Il nous faut apprendre à discerner, parmi les
prophéties, ce qui relève de l’événement historique et ce qui relève de
l’enseignement spirituel. Lorsque Jérémie prophétisait l’exil à Babylone, il décrivait
à l’avance un événement, qui s’est produit ; lorsqu’Isaïe décrit un jardin
extraordinaire, son discours est d’un autre ordre et ne vise peut-être pas une
œuvre d’horticulture. De quoi parle-t-il alors ? Relevons deux expressions
prophétiques qui peuvent éclairer notre texte. Jérémie dit, en parlant des
justes : « ils auront l’âme comme un jardin irrigué » (31,
12) ; et Isaïe dit pareillement, ailleurs : « Le Seigneur te
conduira… tu seras comme un jardin irrigué » (58, 11). Voilà la clef de lecture
qu’il nous faut : le prophète ne décrit pas un zoo où les animaux sont en
liberté au milieu des enfants ; mais, selon une image biblique bien
attestée, il nous parle de l’âme d’un juste, de l’esprit d’un saint. Essayons
maintenant de relire notre texte.
Que sont ces bêtes féroces ? ce sont les
passions obscures et sauvages de l’âme humaine. Un homme antique ne craignait
rien tant que la violence latente, les colères secrètes qui se cachent au fond
de chacun de nous et qui risquent, si elles s’extériorisent, de nous submerger
dans un déchaînement de brutalité inhumaine. Que représentent les bêtes
domestiques ? ce sont les inclinations bonnes et bien ordonnées de l’âme
humaine. Qui est ce nourrisson qui s’amuse au milieu de tous ces animaux ?
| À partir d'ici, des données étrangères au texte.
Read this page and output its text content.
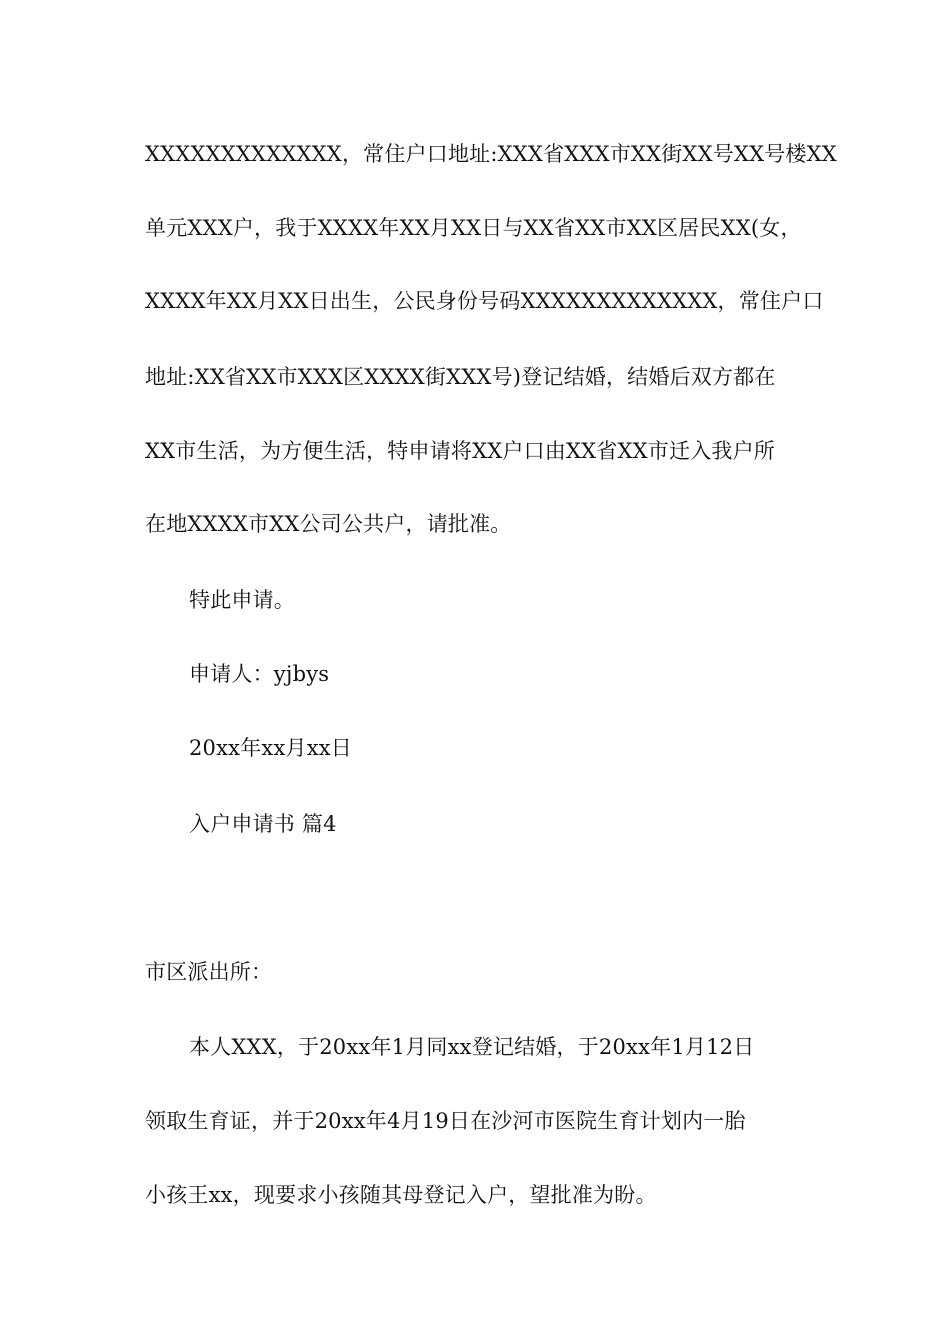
XXXXXXXXXXXXX，常住户口地址:XXX省XXX市XX街XX号XX号楼XX
单元XXX户，我于XXXX年XX月XX日与XX省XX市XX区居民XX(女，
XXXX年XX月XX日出生，公民身份号码XXXXXXXXXXXXX，常住户口
地址:XX省XX市XXX区XXXX街XXX号)登记结婚，结婚后双方都在
XX市生活，为方便生活，特申请将XX户口由XX省XX市迁入我户所
在地XXXX市XX公司公共户，请批准。
特此申请。
申请人：yjbys
20xx年xx月xx日
入户申请书 篇4
市区派出所：
本人XXX，于20xx年1月同xx登记结婚，于20xx年1月12日
领取生育证，并于20xx年4月19日在沙河市医院生育计划内一胎
小孩王xx，现要求小孩随其母登记入户，望批准为盼。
la réponse est double : c’est tout d’abord Adam, que la tradition juive
représente comme un petit enfant plutôt que comme un adulte ; c’est
ensuite le Messie attendu, le second Adam, l’Homme nouveau, qu’Isaïe, avec
audace, s’imagine comme un petit être fragile plutôt que comme un guerrier
vaillant. La signification de ce poème serait donc, à peu près : le Messie sera un homme doux, pacifique, qui
ne viendra pas détruire la violence par la violence, mais qui va pacifier le
cœur des fidèles. De même que les bêtes féroces ne sont pas tuées dans le
jardin, mais sont calmes, dociles, sous la conduite du petit garçon, de même les
passions violentes de l’âme sont apaisées par la venue du Messie. Et notre âme
devient alors comme un nouveau Paradis, un jardin où tout vit dans une belle
harmonie. Le Messie se promène dans notre âme pour y calmer nos passions, nos
rancunes, nos haines. Et c’est ainsi la présence du Messie qui cause, dans
notre cœur, cet état de sérénité spirituelle, cette paix intérieure qui dépasse
tout ce que les efforts moraux ou les techniques de relaxation peuvent
accomplir.
Le principal enseignement de ce texte serait
peut-être qu’il ne faut pas chercher le paradis en dehors de nous-mêmes : le vrai Paradis – c’est-à-dire : le
lieu de la présence du Christ en même temps que le lieu de la joie profonde – c’est
notre cœur. Il ne s’agit pas de construire un paradis terrestre qui nous
serait extérieur, où nous trouverions des plaisirs délicieux ; il s’agit d’intérioriser
l’évangile et d’y trouver la joie. Et comment intérioriser l’évangile ? il
ne s’agit pas de détruire nos mauvais penchants, nos violences – on se
détruirait soi-même ! mais il faut les convertir, les domestiquer, les apaiser,
afin que les énergies que nous mettons dans nos haines, nous les reprenions
pour les orienter au service du prochain. Il nous faut accueillir le Messie au
plus intime de nous-mêmes et faire du Christ, vivant en nous, celui qui est la
source de la paix véritable et du vrai bonheur. La grâce de Noël ne consiste
pas seulement à se souvenir de Jésus ni même à accueillir Jésus de façon
extérieure. La grâce de Noël consiste à le recevoir dans notre âme, dans notre
cœur, dans notre esprit, afin que sa présence en nous vienne ordonner ce qui
est dispersé, apaiser ce qui est troublé, domestiquer ce qui est sauvage,
conduire ce qui est désorienté. Et alors, dans notre cœur totalement purifié,
incapable de concevoir une mauvaise action ou une parole méchante, dans notre
cœur qui sera devenu le vrai Paradis, « il ne se fera plus rien de mauvais
ni de corrompu » (Is 11, 9).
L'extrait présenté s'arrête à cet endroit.